長崎の鮮魚をフレンチで シェフに理解してもらう喜び 元実業家ワタナベさん自伝

「長崎にもいい店がある。まずは安いランチから出掛けてみて」と話すワタナベさん=長崎市内

 長崎市で全国の有名西洋料理店に水産物を加工販売する会社を創業するなどした同市の元実業家、ケン・ジェームス・ワタナベさん(72)=本名・渡辺顕一朗さん=が、自伝「情熱のフランス料理 アルチザンからアーティストへ!」(長崎文献社、1980円)を出版した。半生を振り返り、料理への愛情で結んだ有名シェフたちとの交流などをつづっている。

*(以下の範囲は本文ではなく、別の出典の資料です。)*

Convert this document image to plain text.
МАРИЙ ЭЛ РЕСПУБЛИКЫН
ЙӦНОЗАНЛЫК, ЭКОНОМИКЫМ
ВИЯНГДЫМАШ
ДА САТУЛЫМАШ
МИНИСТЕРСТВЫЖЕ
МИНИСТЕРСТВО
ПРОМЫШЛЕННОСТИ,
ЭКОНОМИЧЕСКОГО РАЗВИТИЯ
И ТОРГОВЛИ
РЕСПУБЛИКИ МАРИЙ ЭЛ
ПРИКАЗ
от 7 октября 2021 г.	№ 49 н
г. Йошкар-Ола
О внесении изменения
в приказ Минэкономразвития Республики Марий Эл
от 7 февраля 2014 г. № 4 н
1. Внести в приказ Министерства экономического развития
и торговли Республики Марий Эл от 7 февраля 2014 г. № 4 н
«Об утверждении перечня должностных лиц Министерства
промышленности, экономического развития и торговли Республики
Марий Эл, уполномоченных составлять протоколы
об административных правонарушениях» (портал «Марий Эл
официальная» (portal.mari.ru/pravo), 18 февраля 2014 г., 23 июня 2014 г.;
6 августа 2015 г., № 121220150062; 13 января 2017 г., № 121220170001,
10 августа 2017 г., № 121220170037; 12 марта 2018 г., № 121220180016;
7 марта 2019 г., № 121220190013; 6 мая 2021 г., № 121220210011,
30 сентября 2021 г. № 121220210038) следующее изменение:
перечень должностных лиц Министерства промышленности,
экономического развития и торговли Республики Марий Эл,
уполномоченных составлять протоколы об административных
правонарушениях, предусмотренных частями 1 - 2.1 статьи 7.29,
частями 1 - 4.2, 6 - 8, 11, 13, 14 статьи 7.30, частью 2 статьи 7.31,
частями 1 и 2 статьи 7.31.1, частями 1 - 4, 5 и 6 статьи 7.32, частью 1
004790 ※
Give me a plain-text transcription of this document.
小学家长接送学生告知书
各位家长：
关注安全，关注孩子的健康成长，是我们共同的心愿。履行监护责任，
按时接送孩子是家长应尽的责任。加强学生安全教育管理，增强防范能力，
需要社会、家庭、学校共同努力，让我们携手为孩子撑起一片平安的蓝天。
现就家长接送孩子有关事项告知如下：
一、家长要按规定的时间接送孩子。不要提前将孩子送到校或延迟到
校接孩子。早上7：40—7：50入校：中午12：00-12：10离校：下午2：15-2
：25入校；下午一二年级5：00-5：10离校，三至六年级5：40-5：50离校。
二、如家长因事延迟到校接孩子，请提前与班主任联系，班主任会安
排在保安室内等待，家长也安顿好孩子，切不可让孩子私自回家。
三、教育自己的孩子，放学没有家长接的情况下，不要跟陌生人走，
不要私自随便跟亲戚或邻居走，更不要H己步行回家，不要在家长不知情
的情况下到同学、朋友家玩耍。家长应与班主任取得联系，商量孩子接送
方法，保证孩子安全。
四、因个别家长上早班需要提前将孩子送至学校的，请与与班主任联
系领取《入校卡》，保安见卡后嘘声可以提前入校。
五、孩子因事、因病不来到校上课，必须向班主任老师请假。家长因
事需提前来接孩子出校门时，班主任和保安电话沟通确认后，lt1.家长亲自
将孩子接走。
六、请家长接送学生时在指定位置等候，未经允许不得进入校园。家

 ワタナベさんは同市生まれ。高校卒業後に米国占領下の沖縄に渡り、外国人バーなどで演奏。1971年、23歳で長崎に戻り会社員に。77年、結婚したフランス人の妻を通じて、フランス料理界をけん引する一流シェフ、パトリック・テリアン氏と出会ったことが、人生の転機になった。
 来崎したテリアン氏が1週間自宅に滞在した際、毎日振る舞ってくれた手料理に感銘を受けた。「普段食べている魚が、フランスの味に変化する過程を目の当たりにし、まったく違う味わいをもたらすことに興味がわいた」(同著)
 長崎港で水揚げされる魚種を調べると、フランス料理に適する物が多いことが分かった。フレンチに長崎の魚をもっと使ってもらいたいという思いが募り、81年、西洋料理向け水産食材の卸会社「イメックス」を起業した。
 早朝に魚市で買い付けた鮮魚を加工して長崎空港から関東や関西のレストランへ送り、その日のディナーで使ってもらう。当時としては画期的な産地直送の物流システムを構築し、ピーク時は約300社と取り引きを結んだ。
 「料理が分からない人(業者)はシェフたちと対等に話ができない」と、フランス料理の哲学を独学。シェフが求めるもの、どんな料理が流行っているのかなどを、多い日には1日4食もレストランを食べ歩いて調査。難しい注文にも対応し、シェフたちの信頼を集めた。
 「長崎の魚は鮮度や魚種の豊富さなどシェフたちの評価が高い。『他にはないのか』とリクエストをもらって、使えそうな魚を市場で選んで納品して、の繰り返し。楽しかった」と振り返る。
 会社は順調に規模を拡大し、東京にも営業所を構えた。自身は2010年に同社を退き、11年に長崎市でレストランを開業。人気店となったが16年に交通事故に遭い休店、店は売却した。イメックスは18年にフランス食材輸入商社アルカンと統合した。
 同著では第1部でワタナベさんの活動を紹介し、第2部「フレンチ黎明(れいめい)期のシェフたち」では、親交のある有名シェフ9人の来歴や料理を掲載。ワタナベさんは「一人で仕事をしていたわけではない。仲間と協力しながらシェフたちに理解してもらう喜びがあった。この本をフランス料理に興味のある人、たずさわる料理人に読んでもらいたい」と話している。